Dokar Berjaya di Arena Wisata

SEBENARNYA tak kurang usaha pemerintah melestarikan dokar di Indonesia. Jika sudah menjadi suratan takdir karena tidak lagi menjadi sarana transportasi umum, kini dokar difungsikan sebagai alat angkutan wisata. Di Jakarta, dokar menjadi tunggangan favorit wisatawan domestik di Silang Monas. Para saisnya mengaku panen besar saat liburan atau lebaran tiba.

Di Denpasar, dokar menjadi sarana angkutan pilihan para wisman. Turis asing menyebutnya horse cart, dan bahkan dijadikan araksi wisata dengan parade dan karnavalnya. Di Semarang, dokar-dokar ramai berseliweran mengitari lapangan Simpang Lima tiap Minggu pagi. Juga di kawasan Candi Borobudur, Kabupaten Magelang.

Jadi, kita masih dapat melihat keberadaan dokar di hampir resort wisata di Indonesia. Ini dapat menjadi ’’obat kecewa’’ bagi mereka yang merasa angkutan tradisional ini mulai lenyap dari peradaban. Dokar wisata memang dimodifkasi dari dokar umum. Ukurannya lebih kecil dan pendek, sehingga hanya memuat 2-3 penumpang plus saisnya. Dokar umum bisa mengangkut 6-7 penumpang, atau barang-barang belanjaan.

Dokar di Yogyakarta lain lagi, karena bentuknya memanjang dengan empat roda. Dua roda depan berukuran kecil, sedangkan roda belakang berukuran lebih besar. Tampilannya mirip dengan kereta keraton zaman dulu, lengkap dengan teralis kayu serta ornamen yang indah.
Atraksi Dokar Usaha pemerintah tidak juga berhenti sampai di situ. Parade atau lomba dokar sering diadakan sebagai atraksi wisata di berbagai objek wisata. Di Denpasar, misalnya, araksi regular setiap tahun. Yang dinilai antara lain keindahan fisik dokar, juga ketrampilan para kusir dalam mengendalikan kuda.

Ketika populasi dokar makin berkurang, makin sedikit pula jumlah bengkel dokar. Di Salatiga, kini hanya tersisa satu bengkel dokar (goglek), yaitu milik Sutarno (54) di Dukuh Nanggulan, Kecamatan Tingkir. Di Malang pun hanya tinggal bengkel milik Giman (60).

Sutarno dan Giman sama-sama mewarisi usaha goglek ini dari orang tuanya.
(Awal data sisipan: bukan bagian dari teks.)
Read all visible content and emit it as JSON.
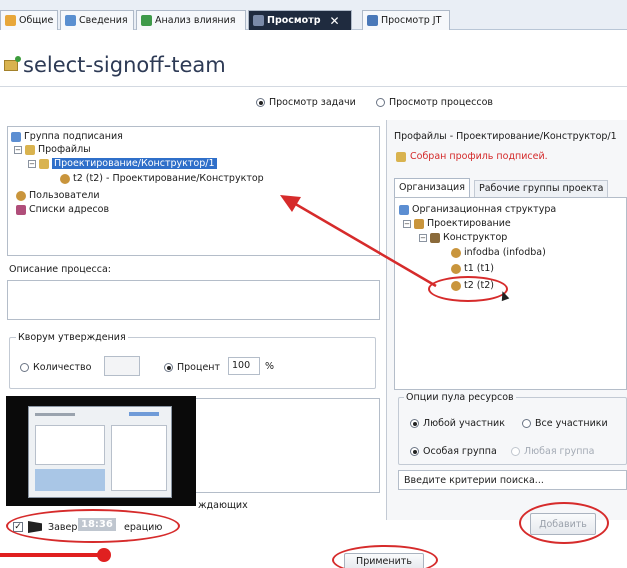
{
  "tabs": [
    {
      "label": "Общие",
      "icon": "general-tab-icon"
    },
    {
      "label": "Сведения",
      "icon": "details-tab-icon"
    },
    {
      "label": "Анализ влияния",
      "icon": "impact-analysis-tab-icon"
    },
    {
      "label": "Просмотр",
      "icon": "preview-tab-icon",
      "close": "✕"
    },
    {
      "label": "Просмотр JT",
      "icon": "jt-preview-tab-icon"
    }
  ],
  "title": "select-signoff-team",
  "view_mode": {
    "task_view": "Просмотр задачи",
    "process_view": "Просмотр процессов",
    "selected": "task_view"
  },
  "signoff_tree": {
    "root": "Группа подписания",
    "profiles": "Профайлы",
    "profile_item": "Проектирование/Конструктор/1",
    "assigned_member": "t2 (t2) - Проектирование/Конструктор",
    "users": "Пользователи",
    "address_lists": "Списки адресов"
  },
  "process_description": {
    "label": "Описание процесса:",
    "value": ""
  },
  "quorum": {
    "title": "Кворум утверждения",
    "count_label": "Количество",
    "count_value": "",
    "percent_label": "Процент",
    "percent_value": "100",
    "percent_unit": "%"
  },
  "partial_label": "ждающих",
  "finish_checkbox": {
    "label_start": "Завер",
    "label_end": "ерацию",
    "checked": true
  },
  "video_timestamp": "18:36",
  "apply_button": "Применить",
  "right_panel": {
    "header": "Профайлы - Проектирование/Конструктор/1",
    "status": "Собран профиль подписей.",
    "tabs": [
      "Организация",
      "Рабочие группы проекта"
    ],
    "active_tab": 0,
    "org_tree": {
      "root": "Организационная структура",
      "group": "Проектирование",
      "role": "Конструктор",
      "members": [
        "infodba (infodba)",
        "t1 (t1)",
        "t2 (t2)"
      ]
    },
    "pool_options": {
      "title": "Опции пула ресурсов",
      "any_participant": "Любой участник",
      "all_participants": "Все участники",
      "special_group": "Особая группа",
      "any_group": "Любая группа"
    },
    "search_placeholder": "Введите критерии поиска...",
    "add_button": "Добавить"
  },
  "colors": {
    "annotation_red": "#d62b2b",
    "selection_blue": "#2f6fc9",
    "status_red": "#d42a2a",
    "active_tab_bg": "#1f2b3f"
  }
}
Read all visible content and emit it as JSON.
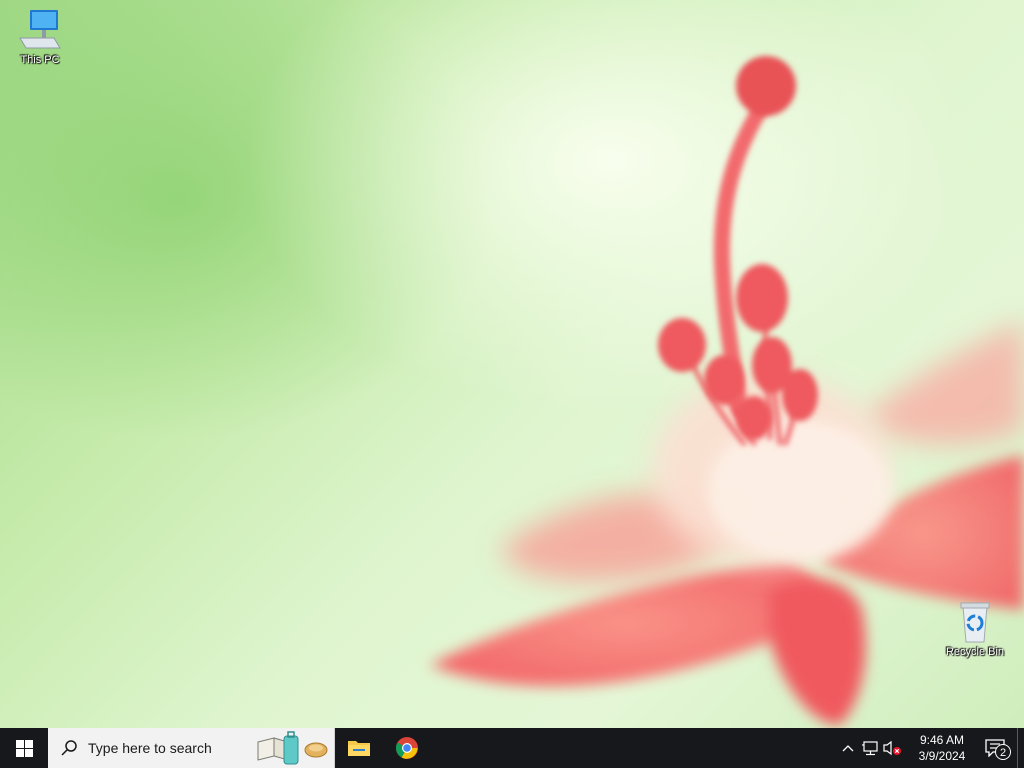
{
  "desktop": {
    "icons": [
      {
        "label": "This PC",
        "icon": "computer-icon"
      },
      {
        "label": "Recycle Bin",
        "icon": "recycle-bin-icon"
      }
    ]
  },
  "taskbar": {
    "start_icon": "windows-logo-icon",
    "search": {
      "placeholder": "Type here to search",
      "icon": "search-icon"
    },
    "apps": [
      {
        "name": "File Explorer",
        "icon": "folder-icon"
      },
      {
        "name": "Google Chrome",
        "icon": "chrome-icon"
      }
    ],
    "tray": {
      "icons": [
        "chevron-up-icon",
        "network-icon",
        "volume-muted-icon"
      ],
      "time": "9:46 AM",
      "date": "3/9/2024",
      "notification_count": "2"
    }
  },
  "colors": {
    "taskbar": "#16181c",
    "search_bg": "#f2f2f2",
    "windows_blue": "#3a9be8",
    "petal": "#f36f6f"
  }
}
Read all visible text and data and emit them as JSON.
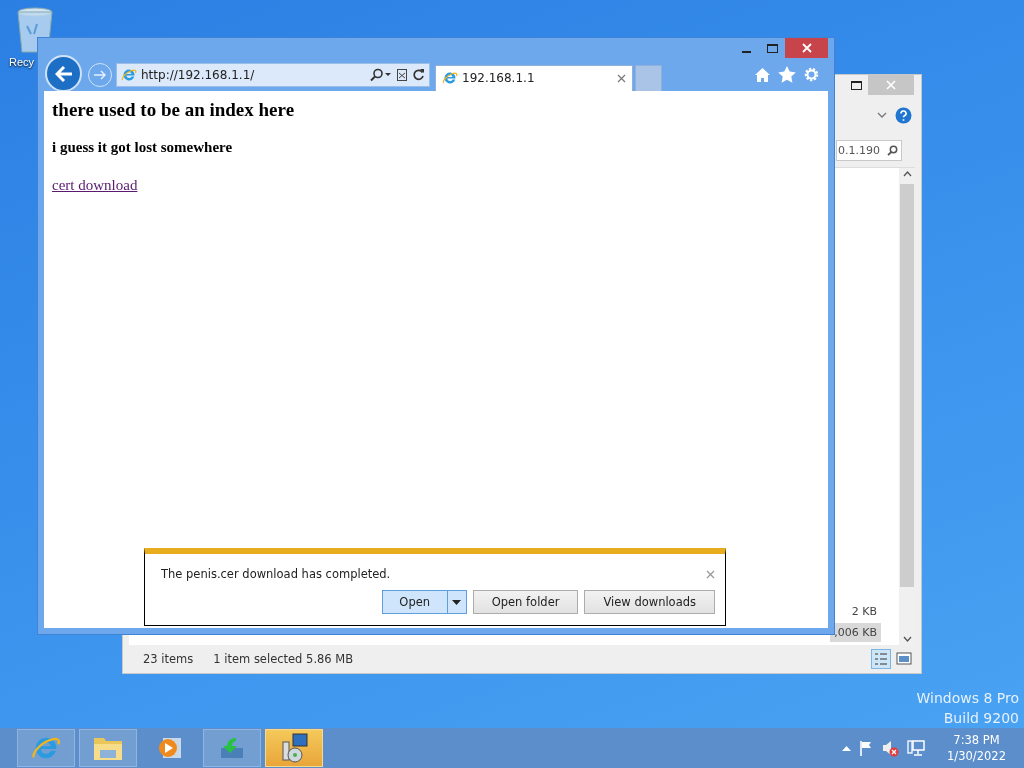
{
  "desktop": {
    "icons": [
      {
        "label": "Recy"
      }
    ],
    "edition": [
      "Windows 8 Pro",
      "Build 9200"
    ]
  },
  "explorer": {
    "search": "0.1.190",
    "sizes": [
      {
        "text": "2 KB",
        "selected": false
      },
      {
        "text": ",006 KB",
        "selected": true
      }
    ],
    "status": {
      "items": "23 items",
      "selection": "1 item selected",
      "size": "5.86 MB"
    }
  },
  "browser": {
    "address": "http://192.168.1.1/",
    "tabs": [
      {
        "title": "192.168.1.1",
        "selected": true
      }
    ],
    "page": {
      "heading": "there used to be an index here",
      "subheading": "i guess it got lost somewhere",
      "link": "cert download"
    },
    "download_bar": {
      "message": "The penis.cer download has completed.",
      "buttons": [
        {
          "label": "Open",
          "kind": "split",
          "selected": true
        },
        {
          "label": "Open folder",
          "kind": "plain",
          "selected": false
        },
        {
          "label": "View downloads",
          "kind": "plain",
          "selected": false
        }
      ]
    }
  },
  "taskbar": {
    "apps": [
      {
        "kind": "browser",
        "running": true,
        "selected": false
      },
      {
        "kind": "folder",
        "running": true,
        "selected": false
      },
      {
        "kind": "media",
        "running": false,
        "selected": false
      },
      {
        "kind": "download",
        "running": true,
        "selected": false
      },
      {
        "kind": "setup",
        "running": true,
        "selected": true
      }
    ],
    "clock": {
      "time": "7:38 PM",
      "date": "1/30/2022"
    }
  }
}
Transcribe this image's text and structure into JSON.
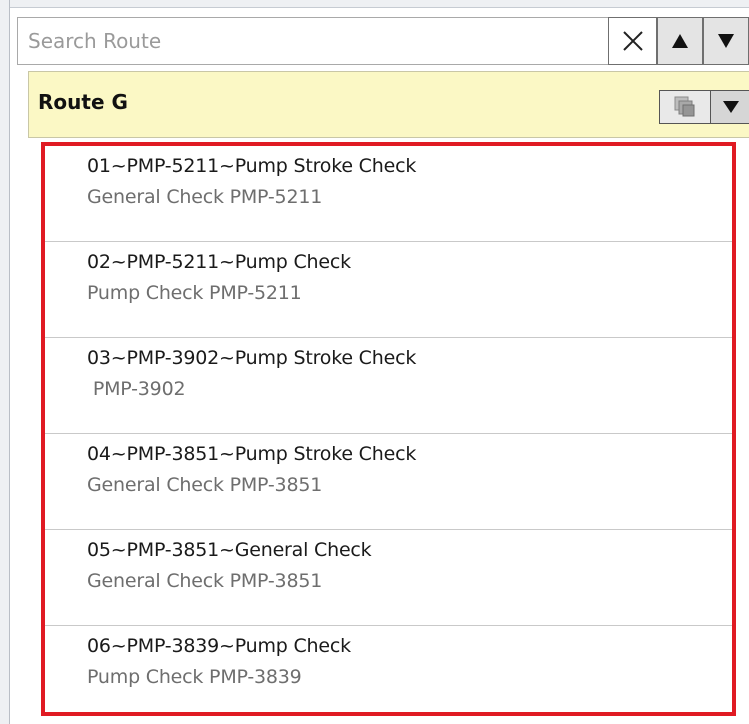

Bengkel Sutarno didirikan ayahnya pada tahun 1952. Saat itu, terutama dekade 1960-an, alat transportasi dokar sedang jaya-jayanya di tengah kota. Kini, tak setiap hari orang melarikan dokarnya ke bengkelnya.

’’Dulu, setiap hari setidaknya dua atau dokar yang bisa saya tangani. Keluhannya nyaris sama, seperti kerusakan pada roda dan as dokar. Sekarang, saya lebih banyak menganggur,’’ keluhnya. Hanya ada secercah permintaan dari Sutarno dan Giman, yaitu supaya pemerintah berjuang mempertahankan dokar dari gusuran globalisasi. (Bambang Iss-32)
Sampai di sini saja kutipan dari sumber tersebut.